Of course, having the company lawyer run nutritionals may be one way to keep tabs on a business that might well generate unwanted interest for its overseas dealings. The feds, you may recall, are interested in what drugmakers are doing in other countries (read this) and interactions with hospitals - which buy a lot of infant formula - could attract some scrutiny, but that is only speculation.
In any event, whether a spin-off might occur remains unclear. Such a move, however, could buy some time for the newly annointed Pfizer CEO Ian Read. How so? Investors would likely be told such a transaction could boost the earnings multiple and yield considerable value later because the unit could eventually be sold. The same argument was made about Bristol-Myers Squibb (BMS) and the Mead Johnson nutrition business, which has outperformed the S&P 500 since a spin off occurred a year ago. Shedding a unit is not exactly a new concept, of course. Before Kindler departed, Pfizer began considering what to do with its Capsugel unit, which makes hard capsules.
Meanwhile, Arnold forecasts the nutritionals unit to generate more than 4 percent of overall sales by 2015, which amounts to a compounded annual growth rate in sales of more than 8 percent, well above the 7.2 percent she estimates for Pfizer’s Animal Health business and a stark constrast to the sobering 1.7 percent decline she foresees for pharmaceuticals, thanks primarily to the patent expiration for Lipitor.

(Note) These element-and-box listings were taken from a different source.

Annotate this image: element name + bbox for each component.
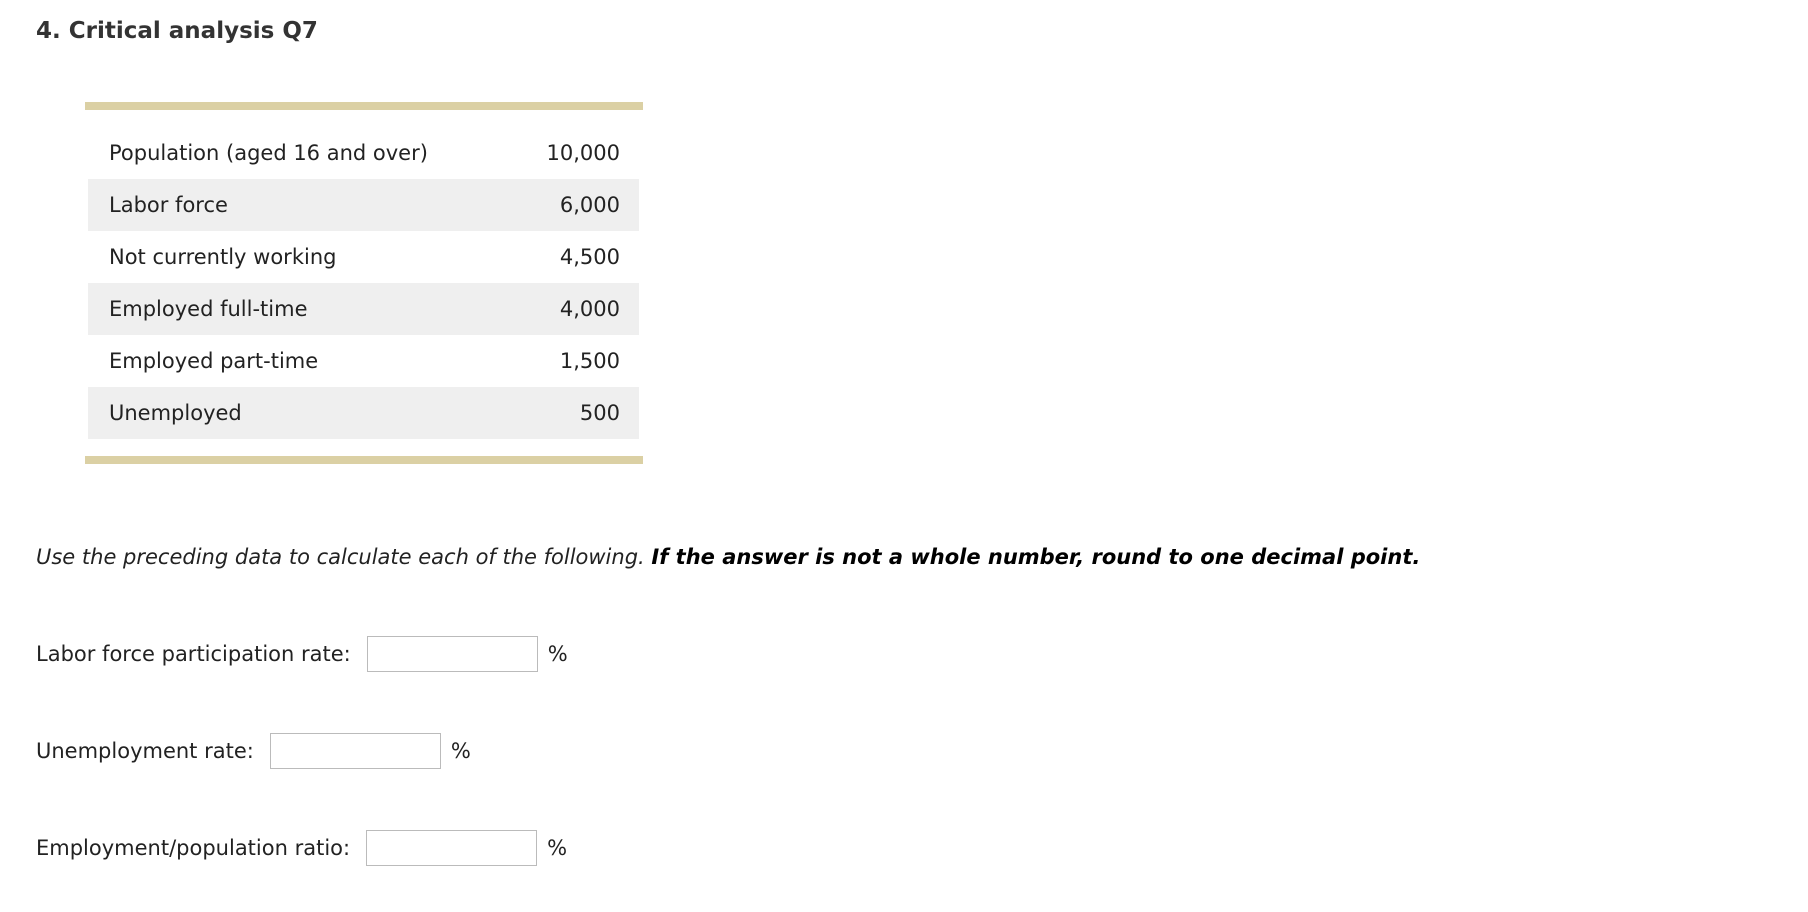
row-value: 4,000: [559, 297, 620, 321]
question-unemployment-rate: Unemployment rate: %: [36, 733, 471, 769]
unit-label: %: [547, 836, 568, 860]
unemployment-rate-input[interactable]: [269, 733, 441, 769]
question-label: Employment/population ratio:: [36, 836, 351, 860]
row-value: 10,000: [546, 141, 620, 165]
lfpr-input[interactable]: [366, 636, 538, 672]
employment-population-ratio-input[interactable]: [366, 830, 538, 866]
row-label: Not currently working: [109, 245, 337, 269]
data-table: Population (aged 16 and over) 10,000 Labo…: [88, 127, 639, 439]
row-label: Population (aged 16 and over): [109, 141, 428, 165]
table-row: Unemployed 500: [88, 387, 639, 439]
unit-label: %: [450, 739, 471, 763]
row-label: Employed full-time: [109, 297, 308, 321]
row-value: 500: [579, 401, 620, 425]
row-label: Employed part-time: [109, 349, 319, 373]
row-value: 1,500: [559, 349, 620, 373]
instructions: Use the preceding data to calculate each…: [36, 545, 1420, 569]
table-row: Labor force 6,000: [88, 179, 639, 231]
unit-label: %: [547, 642, 568, 666]
instructions-bold: If the answer is not a whole number, rou…: [651, 545, 1421, 569]
question-label: Labor force participation rate:: [36, 642, 351, 666]
table-bottom-rule: [85, 456, 643, 464]
table-row: Not currently working 4,500: [88, 231, 639, 283]
question-label: Unemployment rate:: [36, 739, 254, 763]
row-label: Unemployed: [109, 401, 242, 425]
row-value: 4,500: [559, 245, 620, 269]
row-value: 6,000: [559, 193, 620, 217]
page-title: 4. Critical analysis Q7: [36, 18, 318, 44]
row-label: Labor force: [109, 193, 228, 217]
table-top-rule: [85, 102, 643, 110]
table-row: Population (aged 16 and over) 10,000: [88, 127, 639, 179]
question-lfpr: Labor force participation rate: %: [36, 636, 568, 672]
table-row: Employed part-time 1,500: [88, 335, 639, 387]
question-employment-population-ratio: Employment/population ratio: %: [36, 830, 567, 866]
table-row: Employed full-time 4,000: [88, 283, 639, 335]
instructions-italic: Use the preceding data to calculate each…: [36, 545, 645, 569]
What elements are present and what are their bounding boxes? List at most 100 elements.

Of course, there is an obvious downside to pursuing such a path. Pfizer would lose a growing and stable source of profits which, as Arnold notes, could lead to an increase in earnings volatility. And then there’s the notion Pfizer would relinquish a key driver of its emerging markets strategy. About 60 percent of sales are generated in Asia, with about 25 percent of that coming from China, according to Arnold. Another 10 percent of sales comes from Latin America, while the rest are generated in Europe.
Of course, the Pfizer board - led by chairman emeritus Bill Steere (look here) - will do whatever it can to bolster the stock, and perhaps this will involve a rollback in strategy. A fixture of the Wyeth acquisition was the vaccines business, although the consumer and nutritional units were a plus, particularly after Pfizer was criticized for previously selling a consumer business to Johnson & Johnson (JNJ). At the time, the thought was to diversify in order to smooth out cash flow in light of the cyclical nature of the pharma business. But Pfizer may be running out of maneuvers to satisfy investors. Perhaps unlocking the nutritional unit will calm the beast.